Our economy… and the global one.

Yesterday’s news was full of gloomy predictions of virtually no economic growth both globally and within the UK. Commentators, and ‘experts’ alike seemed at a loss to know why this is happening, especially when countries like the UK are following ‘expert’ advice.
However, I feel both mystified and frustrated by the ‘experts” perplexity.
In the summer of 2008, at the start of the global recession, what I was watching was the increasing price of oil on the world markets. The global demand for oil has grown alongside economic activity for many decades. There have been attempts to show that we can achieve economic growth without increased energy use, but the connection has never really been broken.
Indeed, recent recessions in the 1970s and the 1990s have coincided with tightness in the oil supply.

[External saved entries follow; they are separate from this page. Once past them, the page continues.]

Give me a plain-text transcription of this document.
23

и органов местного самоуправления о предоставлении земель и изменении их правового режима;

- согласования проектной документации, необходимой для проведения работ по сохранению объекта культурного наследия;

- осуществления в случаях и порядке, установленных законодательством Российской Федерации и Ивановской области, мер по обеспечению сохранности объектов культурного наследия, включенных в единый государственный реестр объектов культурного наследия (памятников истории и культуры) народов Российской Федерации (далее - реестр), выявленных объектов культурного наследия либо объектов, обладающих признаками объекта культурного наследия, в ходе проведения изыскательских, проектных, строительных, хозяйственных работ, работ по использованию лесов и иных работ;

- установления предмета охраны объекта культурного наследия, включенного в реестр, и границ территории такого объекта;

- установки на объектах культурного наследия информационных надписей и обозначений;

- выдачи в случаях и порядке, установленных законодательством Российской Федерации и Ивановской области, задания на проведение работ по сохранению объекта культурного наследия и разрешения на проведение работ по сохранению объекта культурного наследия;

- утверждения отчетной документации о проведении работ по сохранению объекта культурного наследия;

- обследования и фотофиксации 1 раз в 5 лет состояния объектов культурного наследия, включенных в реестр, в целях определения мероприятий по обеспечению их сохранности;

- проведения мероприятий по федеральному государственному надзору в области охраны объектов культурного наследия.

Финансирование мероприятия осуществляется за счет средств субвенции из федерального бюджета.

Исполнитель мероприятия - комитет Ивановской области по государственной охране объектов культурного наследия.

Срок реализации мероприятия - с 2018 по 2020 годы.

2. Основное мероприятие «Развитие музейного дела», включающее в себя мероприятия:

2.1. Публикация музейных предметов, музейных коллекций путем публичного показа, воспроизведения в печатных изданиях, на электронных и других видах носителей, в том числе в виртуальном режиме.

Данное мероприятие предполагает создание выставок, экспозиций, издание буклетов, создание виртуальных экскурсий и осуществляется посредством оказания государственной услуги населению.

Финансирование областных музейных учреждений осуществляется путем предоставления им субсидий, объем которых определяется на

Even back in the 1920s and 30s energy availability was a factor in the depression – though it was coal supply that was constrained, not oil. After the second world war, growth resumed as increasing supplies of oil began flowing from the US.
So ‘Why did the banks crash in 2008?’ The common answer is that borrowers began to default on those sub-prime loans. But no one seems to ask why the defaults occurred just then?
Isn’t the answer that as the oil price rose during 2008, more of people’s income – and businesses’ costs – went on fuel? As a result their ability to repay debt fell, and defaults began.
Like a child, let’s ask that ‘why’ question again: “Why did oil prices rise just then?” Previous highs in oil prices had occurred when supplies were constrained through political action (OPEC, 1970s) or war (Iraq, 1990s). There was nothing like this happening in 2008.
But the supplies were still constrained. As a finite resource, oil has to be found before it can be extracted. And each oil well, and oil-rich area, will have a pattern of oil flowing from it – starting from nothing, growing to a maximum and down again to nothing. Globally the same will be true. And there are more and more experts who say that the global maximum has either happened or will do soon.
So if I – and others who accept this scenario – are right, what do we need to do, locally, nationally and globally to get our economy back on an even keel?
Keeping the oil price down, will help stabilise the economy. The recent release of strategic oil reserves by the US, UK and others will have helped do this. But the long term solution to stable, lower oil prices will be to reduce our demand for oil to below the supply limit. We need to wean ourselves off oil.
Reducing our energy demand and investing in alternatives are the two key ways to do this. And the sooner we start the easier it will be.
It’s not rocket science, and many others have thought about this. For those new to this, the Transition Town movement and Colin Campbell’s Depletion Protocol are good places to start.
Meanwhile I’m looking forward to hearing what a no growth society might be like at the talk at the Quaker Meeting House in Derby on 24th September (7pm) by Mike Payne “Prosperity without Growth”.